Do not call an ambulance, unless:

  • this is the person’s first seizure as far as you are aware
  • the person is badly injured beyond first aid
  • the person may have inhaled food, drink or vomit
  • the convulsions last for five minutes, or longer than is normal for that person
  • one seizure follows another with no full recovery in between
  • the person is having problems breathing after the seizure has stopped
  • do not hesitate to call an ambulance if you have any concerns.

Emergency Medication

Most seizures are short, will stop on their own and do not require any medical intervention.  Seizures can become a medical emergency if the seizure lasts two minutes longer than usual, or five minutes in total as a general guidance.

A medical emergency can also arise if a person has one seizure after another without full recovery in between.  Full recovery means return to full consciousness and normal breathing.

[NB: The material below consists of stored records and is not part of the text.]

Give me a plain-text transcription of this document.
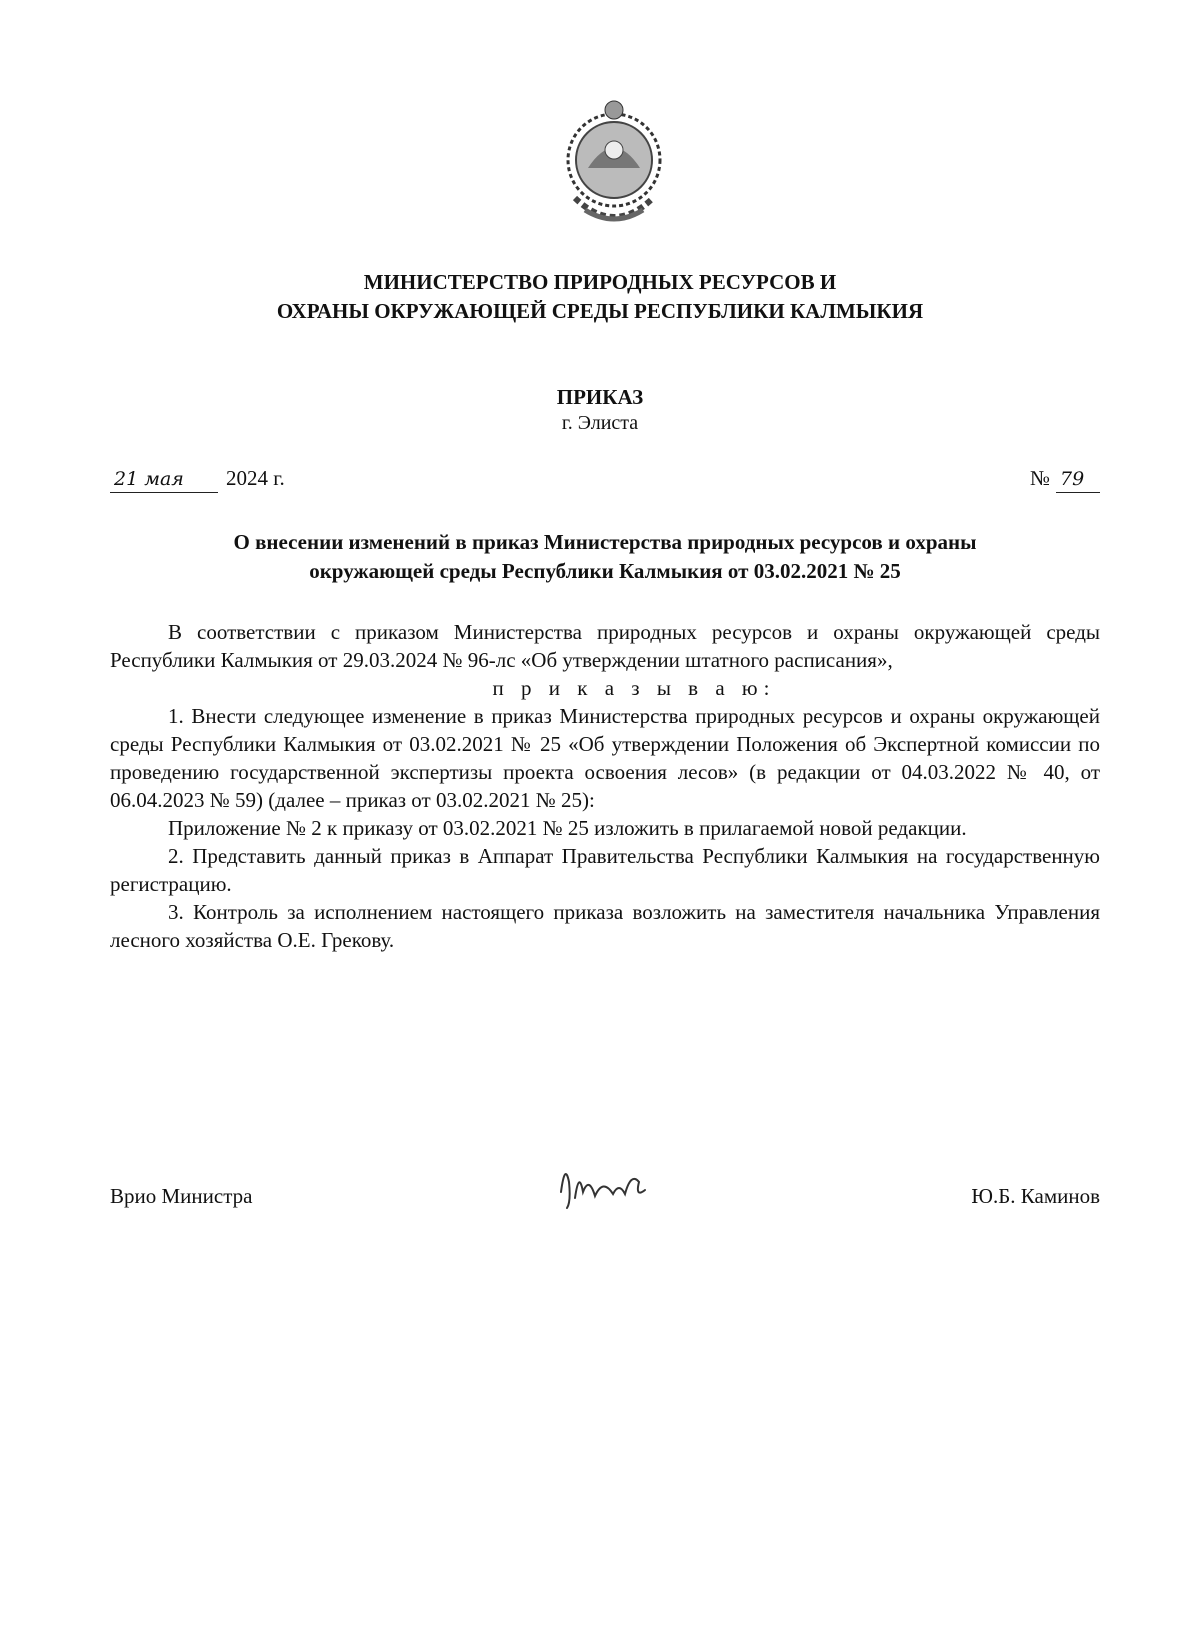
МИНИСТЕРСТВО ПРИРОДНЫХ РЕСУРСОВ И
ОХРАНЫ ОКРУЖАЮЩЕЙ СРЕДЫ РЕСПУБЛИКИ КАЛМЫКИЯ
ПРИКАЗ
г. Элиста
21 мая 2024 г.	№ 79
О внесении изменений в приказ Министерства природных ресурсов и охраны
окружающей среды Республики Калмыкия от 03.02.2021 № 25

В соответствии с приказом Министерства природных ресурсов и охраны окружающей среды Республики Калмыкия от 29.03.2024 № 96-лс «Об утверждении штатного расписания»,

п р и к а з ы в а ю:

1. Внести следующее изменение в приказ Министерства природных ресурсов и охраны окружающей среды Республики Калмыкия от 03.02.2021 № 25 «Об утверждении Положения об Экспертной комиссии по проведению государственной экспертизы проекта освоения лесов» (в редакции от 04.03.2022 № 40, от 06.04.2023 № 59) (далее – приказ от 03.02.2021 № 25):

Приложение № 2 к приказу от 03.02.2021 № 25 изложить в прилагаемой новой редакции.

2. Представить данный приказ в Аппарат Правительства Республики Калмыкия на государственную регистрацию.

3. Контроль за исполнением настоящего приказа возложить на заместителя начальника Управления лесного хозяйства О.Е. Грекову.

Врио Министра	Ю.Б. Каминов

A prolonged seizure can lead to status epilepticus.  This is defined as a seizure which does not stop on its own.  Status epilepticus is always a medical emergency and requires medical intervention.  It is more likely to happen with uncontrolled seizures.

Emergency medication is usually prescribed after a person has had their first prolonged seizure.  It can stop a prolonged seizure or serial seizures, and should be administered long before a medical emergency arises to prevent the person going into status epilepticus.

Any person who has been prescribed emergency medication will have a detailed care plan which will specify for carers what to look out for, when to give emergency medication and when to call an ambulance.

You can find out more about this in our Emergency medication publication.

For more detailed information about first aid read our publications below. Our training courses also cover first aid for seizures.


With all other types of seizure, simply stay with the person, talk gently and reassure, and keep them safe until they have fully recovered.